Une équipe de recherche de l’Institut Leibniz pour la recherche sur les produits naturels et la biologie des infections – Institut Hans Knöll (Leibniz-HKI) à Iéna, en Allemagne, a développé une nouvelle méthode pour produire des produits naturels complexes dans les amibes. Ces polycétides comprennent divers antibiotiques mais aussi l’acide olivétolique, un précurseur de l’ingrédient actif à base de plantes, le tétrahydrocannabinol (THC). Les résultats ont été publiés dans Biotechnologie naturelle.
Les polykétides sont des produits naturels avec une large gamme d’applications thérapeutiques. Parmi eux se trouvent des compléments alimentaires, divers antibiotiques tels que l’érythromycine et l’un des principaux précurseurs des cannabinoïdes : l’acide olivétolique. Il est nécessaire à la synthèse du tétrahydrocannabinol (THC). L’utilisation médicale de cette substance psychoactive fait l’objet de recherches intensives et est déjà utilisée pour soulager, entre autres, les patients souffrant de maladies neurologiques et de douleurs.
Le THC est un ingrédient naturel de la plante de cannabis. « Cependant, isoler le THC sous sa forme pure de l’abondance de substances est très complexe », explique Falk Hillmann, chef du groupe de recherche junior « Evolution of Microbial Interactions » à Leibniz-HKI et co-responsable de l’étude. La synthèse chimique du THC, en revanche, est coûteuse et le rendement est faible. C’est pourquoi lui et une équipe étudient comment de telles substances végétales peuvent être produites efficacement par biotechnologie.
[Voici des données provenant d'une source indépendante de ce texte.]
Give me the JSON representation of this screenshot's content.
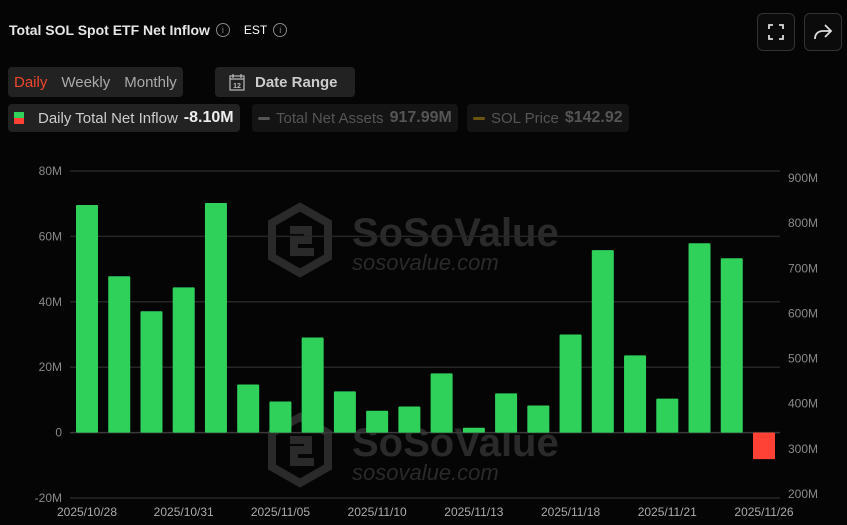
{
  "header": {
    "title": "Total SOL Spot ETF Net Inflow",
    "timezone": "EST",
    "fullscreen_icon": "expand-icon",
    "share_icon": "share-icon"
  },
  "tabs": [
    {
      "label": "Daily",
      "active": true
    },
    {
      "label": "Weekly",
      "active": false
    },
    {
      "label": "Monthly",
      "active": false
    }
  ],
  "date_range": {
    "label": "Date Range",
    "icon": "calendar-icon",
    "icon_text": "12"
  },
  "legend": [
    {
      "label": "Daily Total Net Inflow",
      "value": "-8.10M"
    },
    {
      "label": "Total Net Assets",
      "value": "917.99M"
    },
    {
      "label": "SOL Price",
      "value": "$142.92"
    }
  ],
  "watermark": {
    "brand": "SoSoValue",
    "url": "sosovalue.com"
  },
  "colors": {
    "positive": "#2fd15a",
    "negative": "#ff4136",
    "active_tab": "#f0462b",
    "price_legend": "#6b5412",
    "assets_legend": "#555555"
  },
  "chart_data": {
    "type": "bar",
    "categories": [
      "2025/10/28",
      "2025/10/29",
      "2025/10/30",
      "2025/10/31",
      "2025/11/03",
      "2025/11/04",
      "2025/11/05",
      "2025/11/06",
      "2025/11/07",
      "2025/11/10",
      "2025/11/11",
      "2025/11/12",
      "2025/11/13",
      "2025/11/14",
      "2025/11/17",
      "2025/11/18",
      "2025/11/19",
      "2025/11/20",
      "2025/11/21",
      "2025/11/24",
      "2025/11/25",
      "2025/11/26"
    ],
    "x_tick_labels": [
      "2025/10/28",
      "2025/10/31",
      "2025/11/05",
      "2025/11/10",
      "2025/11/13",
      "2025/11/18",
      "2025/11/21",
      "2025/11/26"
    ],
    "series": [
      {
        "name": "Daily Total Net Inflow",
        "unit": "M",
        "values": [
          69.6,
          47.8,
          37.1,
          44.4,
          70.2,
          14.7,
          9.5,
          29.1,
          12.6,
          6.7,
          8.0,
          18.1,
          1.5,
          12.0,
          8.3,
          30.0,
          55.8,
          23.6,
          10.4,
          57.9,
          53.3,
          -8.1
        ]
      }
    ],
    "ylim": [
      -20,
      80
    ],
    "y_ticks": [
      "-20M",
      "0",
      "20M",
      "40M",
      "60M",
      "80M"
    ],
    "y2lim": [
      200,
      900
    ],
    "y2_ticks": [
      "200M",
      "300M",
      "400M",
      "500M",
      "600M",
      "700M",
      "800M",
      "900M"
    ],
    "grid": true
  }
}
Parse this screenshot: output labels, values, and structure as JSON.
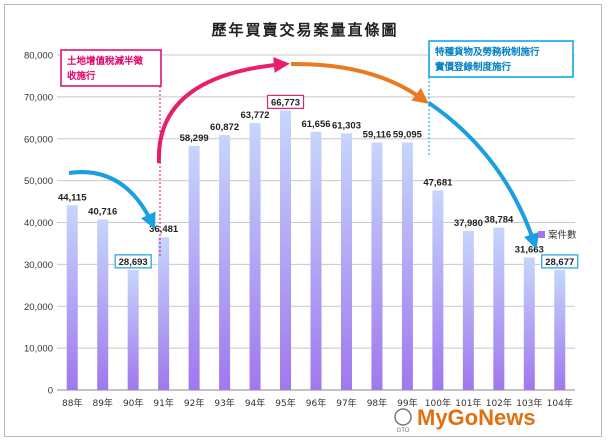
{
  "chart_data": {
    "type": "bar",
    "title": "歷年買賣交易案量直條圖",
    "categories": [
      "88年",
      "89年",
      "90年",
      "91年",
      "92年",
      "93年",
      "94年",
      "95年",
      "96年",
      "97年",
      "98年",
      "99年",
      "100年",
      "101年",
      "102年",
      "103年",
      "104年"
    ],
    "series": [
      {
        "name": "案件數",
        "values": [
          44115,
          40716,
          28693,
          36481,
          58299,
          60872,
          63772,
          66773,
          61656,
          61303,
          59116,
          59095,
          47681,
          37980,
          38784,
          31663,
          28677
        ]
      }
    ],
    "value_labels": [
      "44,115",
      "40,716",
      "28,693",
      "36,481",
      "58,299",
      "60,872",
      "63,772",
      "66,773",
      "61,656",
      "61,303",
      "59,116",
      "59,095",
      "47,681",
      "37,980",
      "38,784",
      "31,663",
      "28,677"
    ],
    "highlighted_values": [
      "28,693",
      "66,773",
      "28,677"
    ],
    "y_ticks": [
      "0",
      "10000",
      "20000",
      "30000",
      "40000",
      "50000",
      "60000",
      "70000",
      "80000"
    ],
    "ylim": [
      0,
      80000
    ],
    "grid": true,
    "legend_position": "right",
    "annotations": [
      {
        "text_lines": [
          "土地增值稅減半徵",
          "收施行"
        ],
        "color": "#e3006e"
      },
      {
        "text_lines": [
          "特種貨物及勞務稅制施行",
          "實價登錄制度施行"
        ],
        "color": "#00a0e0"
      }
    ],
    "colors": {
      "bar_top": "#c6d6fb",
      "bar_bottom": "#9f78ee",
      "arrow_blue": "#1aa0e0",
      "arrow_pink": "#ea1f6c",
      "arrow_orange": "#ea7a22",
      "highlight_box_blue": "#1aa0e0",
      "highlight_box_pink": "#e0246e"
    }
  },
  "watermark": {
    "brand": "MyGoNews",
    "small": "GTO"
  }
}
« Jusqu’à présent, des bactéries telles que Escherichia coli ou la levure Saccharomyces cerevisiae sont principalement utilisés, mais aucun d’eux n’est un producteur indigène de produits naturels », explique Vito Valiante, responsable du groupe de recherche junior « Biobricks of Microbial Natural Product Syntheses » au Leibniz-HKI. En conséquence, un grand nombre de modifications génétiques est nécessaire pour permettre la synthèse dans ces organismes modèles classiques. L’équipe de recherche est donc à la recherche d’alternatives. Un candidat prometteur est l’amibe Dictyostelium discoideum, qui possède déjà de nombreux gènes biosynthétiques pour la production de produits naturels tels que les polycétides. « En examinant de plus près les gènes, nous avons remarqué que certains présentent une grande similitude avec les gènes biosynthétiques des plantes », a déclaré la première auteure Christin Reimer, qui travaille sur le sujet pour son doctorat.
Pour tester à quel point D. discoideum convient comme organisme châssis pour la production biotechnologique, les chercheurs ont d’abord demandé à l’amibe de produire le complément alimentaire resvératrol, également un polykétide. Ensuite, ils ont incorporé l’enzyme végétale qui produit l’acide olivétolique précurseur du THC dans le génome de l’amibe. Cependant, l’ajout de précurseurs chimiques était encore nécessaire pour permettre la synthèse.
Pour contourner cela, les chercheurs ont profité des propriétés naturelles de l’amibe et ont combiné l’enzyme végétale avec une enzyme amibienne. « L’amibe est capable de produire le précurseur requis, une unité d’hexane, directement sur place », explique Hillmann. Ainsi, l’équipe de recherche a réussi à produire une enzyme hybride inter-règne fonctionnelle qui produit de l’acide olivétolique sans aucun autre additif.
Grâce à nos recherches, nous avons montré que l’amibe Dictyostelium peut être utilisé comme plate-forme de production biotechnologique pour les produits naturels à base de polykétide. »
Christin Reimer, premier auteur
Les chercheurs ont déjà déposé un brevet pour le procédé et s’efforcent de l’améliorer en permanence. « Notre prochain objectif est d’insérer les deux enzymes qui manquent encore afin de pouvoir produire le produit final THC dans les amibes », explique Hillmann.
De plus, une équipe de la Bio Pilot Plant du Leibniz-HKI a également été impliquée dans la recherche. Johann Kufs, co-auteur principal de l’étude aux côtés de Reimer, est chargé de développer et d’optimiser le procédé de synthèse pour une application industrielle.
Le travail a été soutenu par le programme de groupe de recherche de l’état de Thuringe avec un financement du Fonds social européen ainsi que par le ministère fédéral allemand de l’éducation et de la recherche (BMBF) – entre autres, dans le cadre du « GO-Bio initial » programme.